Brian Leiter's well-known list of the top 25 law schools as ranked by faculty scholarly impact has promoted a group of St Thomas faculty to extend the methodology to cover the top 70 law schools:
This study explores the scholarly impact of the faculties at all law schools accredited by the American Bar Association and then ranks the Top 70 law faculties. Refined by Professor Brian Leiter, the “Scholarly Impact Score” for a law faculty is calculated from the mean and the median of total law journal citations over the past five years to the work of tenured members of that law faculty. This study extends Professor Leiter’s study of the Top 25 law faculties to rank the Top 70 law faculties in order by scholarly impact. Following the same methodology and search parameters, we also applied a discount rate to back-date Scholarly Impact Scores to January 15, 2010, so that the results for additional law faculties could be integrated with Professor Leiter’s Scholarly Impact Ranking for the Top 25 law faculties reported earlier this year. See “Top 25 Law Faculties in Scholarly Impact, 2005-2009,” at http://www.leiterrankings.com/faculty/2010_scholarlyimpact.shtml. In addition to a school-by-school ranking, we report the mean, median, and weighted score for each law faculty, along with a listing of the tenured law faculty members at each ranked law school with the highest individual citation counts.

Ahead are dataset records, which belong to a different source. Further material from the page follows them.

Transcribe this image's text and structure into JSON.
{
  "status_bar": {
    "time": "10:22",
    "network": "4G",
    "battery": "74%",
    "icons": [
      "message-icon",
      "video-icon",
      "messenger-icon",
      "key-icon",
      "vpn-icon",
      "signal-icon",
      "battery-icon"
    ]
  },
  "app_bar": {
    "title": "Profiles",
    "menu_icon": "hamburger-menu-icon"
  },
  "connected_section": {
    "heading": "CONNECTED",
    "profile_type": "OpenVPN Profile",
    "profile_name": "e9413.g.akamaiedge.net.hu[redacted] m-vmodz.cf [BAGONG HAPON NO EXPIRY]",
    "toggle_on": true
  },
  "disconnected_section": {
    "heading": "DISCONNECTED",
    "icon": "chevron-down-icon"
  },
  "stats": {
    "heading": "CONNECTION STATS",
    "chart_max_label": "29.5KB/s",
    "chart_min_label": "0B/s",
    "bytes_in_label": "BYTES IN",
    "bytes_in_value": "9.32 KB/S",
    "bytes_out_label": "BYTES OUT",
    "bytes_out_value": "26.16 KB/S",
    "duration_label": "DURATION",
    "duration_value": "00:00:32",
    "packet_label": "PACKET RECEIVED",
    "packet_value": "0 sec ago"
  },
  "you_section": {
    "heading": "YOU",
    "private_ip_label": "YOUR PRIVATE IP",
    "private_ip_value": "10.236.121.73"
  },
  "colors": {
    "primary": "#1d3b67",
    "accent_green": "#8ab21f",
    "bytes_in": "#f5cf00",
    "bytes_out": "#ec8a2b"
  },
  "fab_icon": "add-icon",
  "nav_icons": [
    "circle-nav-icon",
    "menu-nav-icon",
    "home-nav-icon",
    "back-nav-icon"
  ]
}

Representing about one-third of accredited American law schools, the 70 law faculties ranked in this study have demonstrated concretely a strong collective commitment to legal scholarship. As previously ranked by Professor Leiter, the law faculties at Yale, Harvard, Chicago, and Stanford stand out nationally in scholarly prominence, followed by several others that are traditionally ranked among the elite law schools. The new law school at California-Irvine shows early signs of becoming a scholarly leader, while Florida State continues its upward movement into the Top 25. Extending the ranking to the Top 70, Cardozo and Ohio State fall just outside the Top 25, while George Mason, Hofstra, the University of St. Thomas (Minnesota), Hawaii, Brooklyn, Nevada, San Diego, Chicago-Kent, and Missouri-Columbia achieve strong rankings well above that assigned by U.S. News. Several law schools accredited within the past twelve years—the University of St. Thomas, Nevada, Chapman, and Florida International—have already made a scholarly impact that dramatically outpaces their lagging academic reputations.
Their results confirm much of Leiter's survey, while giving us info about second tier schools that are either up and coming or lagging.
It's interesting that several new schools did so well, but when one looks at them, it turns out that they all have made a conscious effort to hire well-regarded, fairly senior laterals. The long run question will be whether they can sustain their early results through strong rookie hiring and retention of promising juniors. Or will their early gains lead to them being targeted for raids by schools higher in the pecking order.